Climbing the Great Wall
The sun had yet to rise, but the pre dawn light was bright enough to show thousands of people doing Tai Chi exercises in an eerie slow motion. I wanted to join them, to practice the Tai Chi with them.
Instead I watched while a small fear inside me told me again and again that I needed a private space to concentrate. I recognized the fear for what it was. I just didn’t do anything about it. And so, more and more days went by without me doing my exercises because I couldn’t find a place where no one was watching me. After all, this was China, and I was a white foreigner. Everyone watched me.
The line of reasoning made me laugh as I looked out at people of all ages moving slowly.
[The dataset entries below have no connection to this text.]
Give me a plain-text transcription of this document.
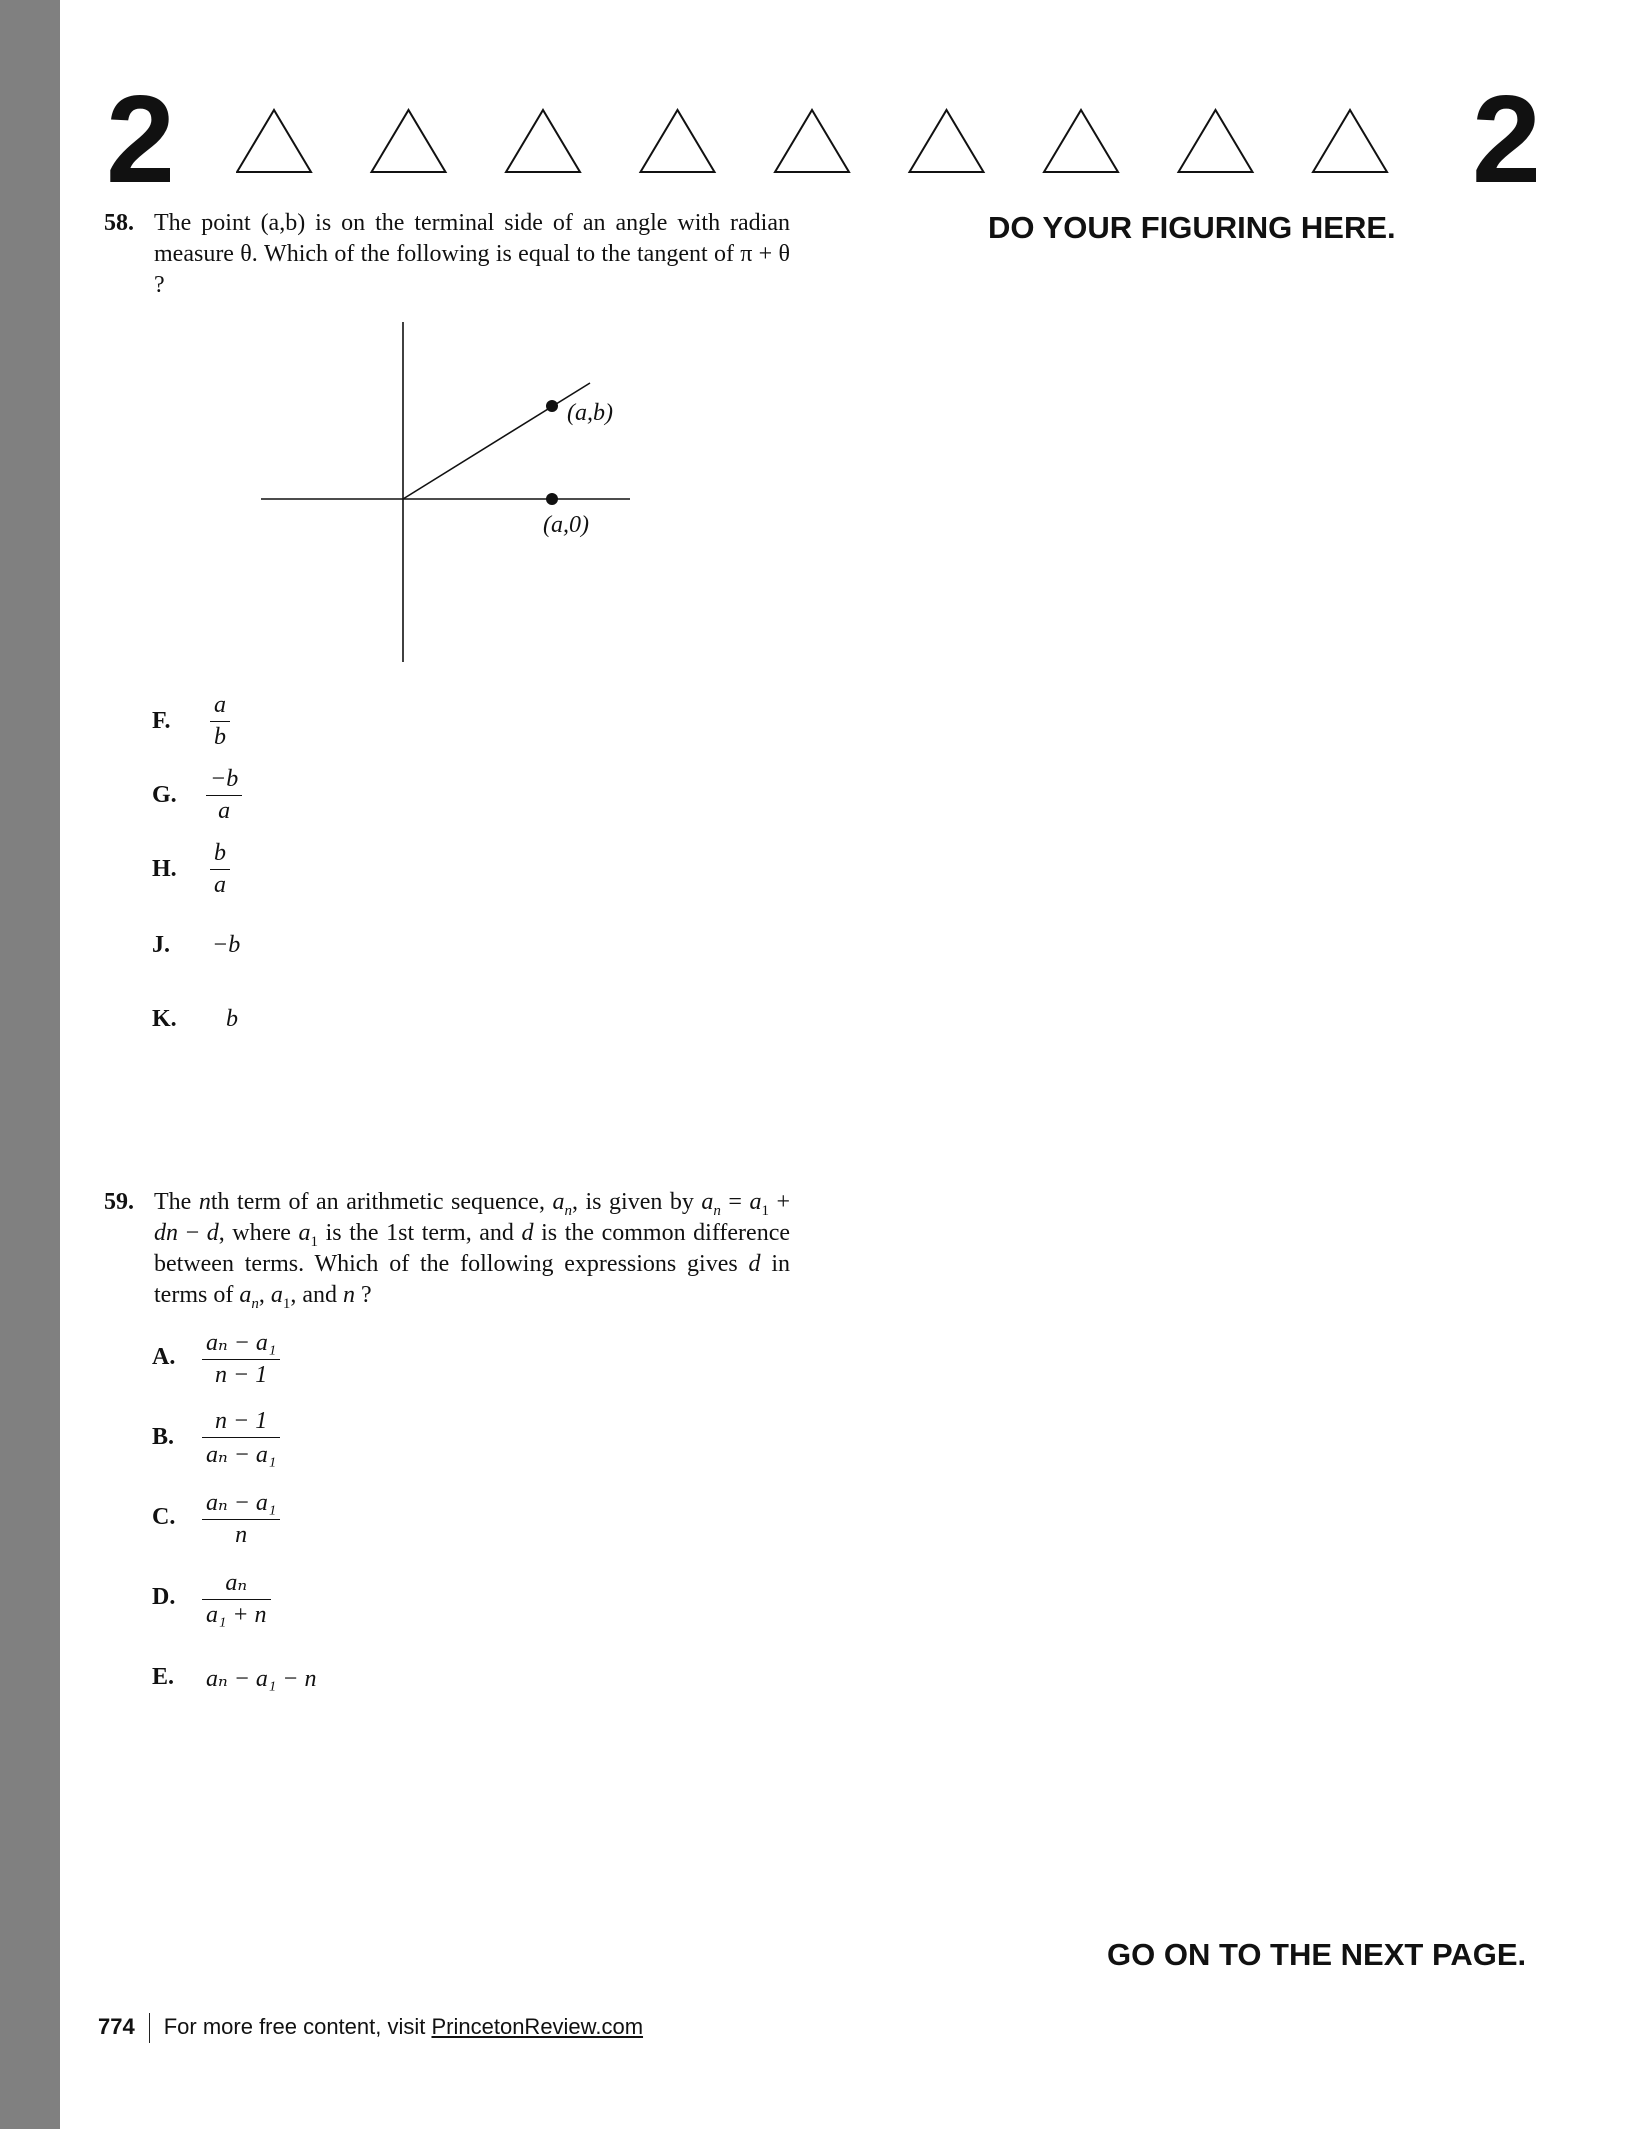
2	2
DO YOUR FIGURING HERE.
58. The point (a,b) is on the terminal side of an angle with radian measure θ. Which of the following is equal to the tangent of π + θ ?
(a,b)
(a,0)
F. $\frac{a}{b}$
G. $\frac{-b}{a}$
H. $\frac{b}{a}$
J. −b
K. b
59. The nth term of an arithmetic sequence, $a_n$, is given by $a_n = a_1$ + dn − d, where $a_1$ is the 1st term, and d is the common difference between terms. Which of the following expressions gives d in terms of $a_n$, $a_1$, and n ?
A. $\frac{\text{aₙ − a₁}}{n - 1}$
B. $\frac{n - 1}{\text{aₙ − a₁}}$
C. $\frac{\text{aₙ − a₁}}{n}$
D. $\frac{\text{aₙ}}{\text{a₁ + n}}$
E. aₙ − a₁ − n
GO ON TO THE NEXT PAGE.
774 For more free content, visit PrincetonReview.com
Some had swords, some had brooms, and some simply walked backwards with careful precision in an attempt to shed some of the negative karma they had gathered by walking forward in life each day. This was the last place that I should feel shy about doing Tai Chi, but I didn’t want to be a spectacle. The Chinese stared at me enough without giving them any special reason.
It was disconcerting those first few days. The way people had simply stared at me as if I were some sort of ghost. After the first score of encounters I recognized a word that seemed to indicate me “Lao-wai.” The Chinese would stare, one in the group would sing song “Lao-wai” and the rest would laugh, while continuing to stare at me. The word seemed to hold a certain contempt. Most of the actions of the Chinese towards me, in fact, seemed to hold that same contempt.
As the sky lightened, the benevolent face of Chairman Mao looked down upon the people from where it was painted on the outer wall of the Forbidden City. A soldier appeared next to me and indicated that I should move to an area a good distance away. I didn’t ask any questions, taking the order from the tall youth in a perfect uniform.
I had heard that the soldiers in Beijing had to be six foot or taller. I’d wondered where they found so many tall Chinese, but it seemed they grew em big in the north. The regulation seemed to accomplish its purpose, because as a visitor, I was impressed and intimidated by the physical size of the military. I’d thought I might be tall in China, or at least average height. Not in Beijing.
A flag platoon marched out with perfect timing and precision. Other soldiers pushed and prodded a select group of lucky civilians into a platoon position of their own. The civilians squirmed and wiggled in undisciplined contrast to the soldiers as the Chinese national anthem began and the flag was slowly raised. It was easy to believe that China was the master of the world as the ceremony unfolded in the city of giants.
A giant flag, on a giant pole, raised by giant soldiers in a square of nearly a mile, surrounded by giant gates, temples, buildings, and more than 15 million people. The thousands of people doing their exercises stood at attention while the flag was raised. A final burst of martial majesty ended the daily proclamation of Chinese greatness and the daily business of making money began.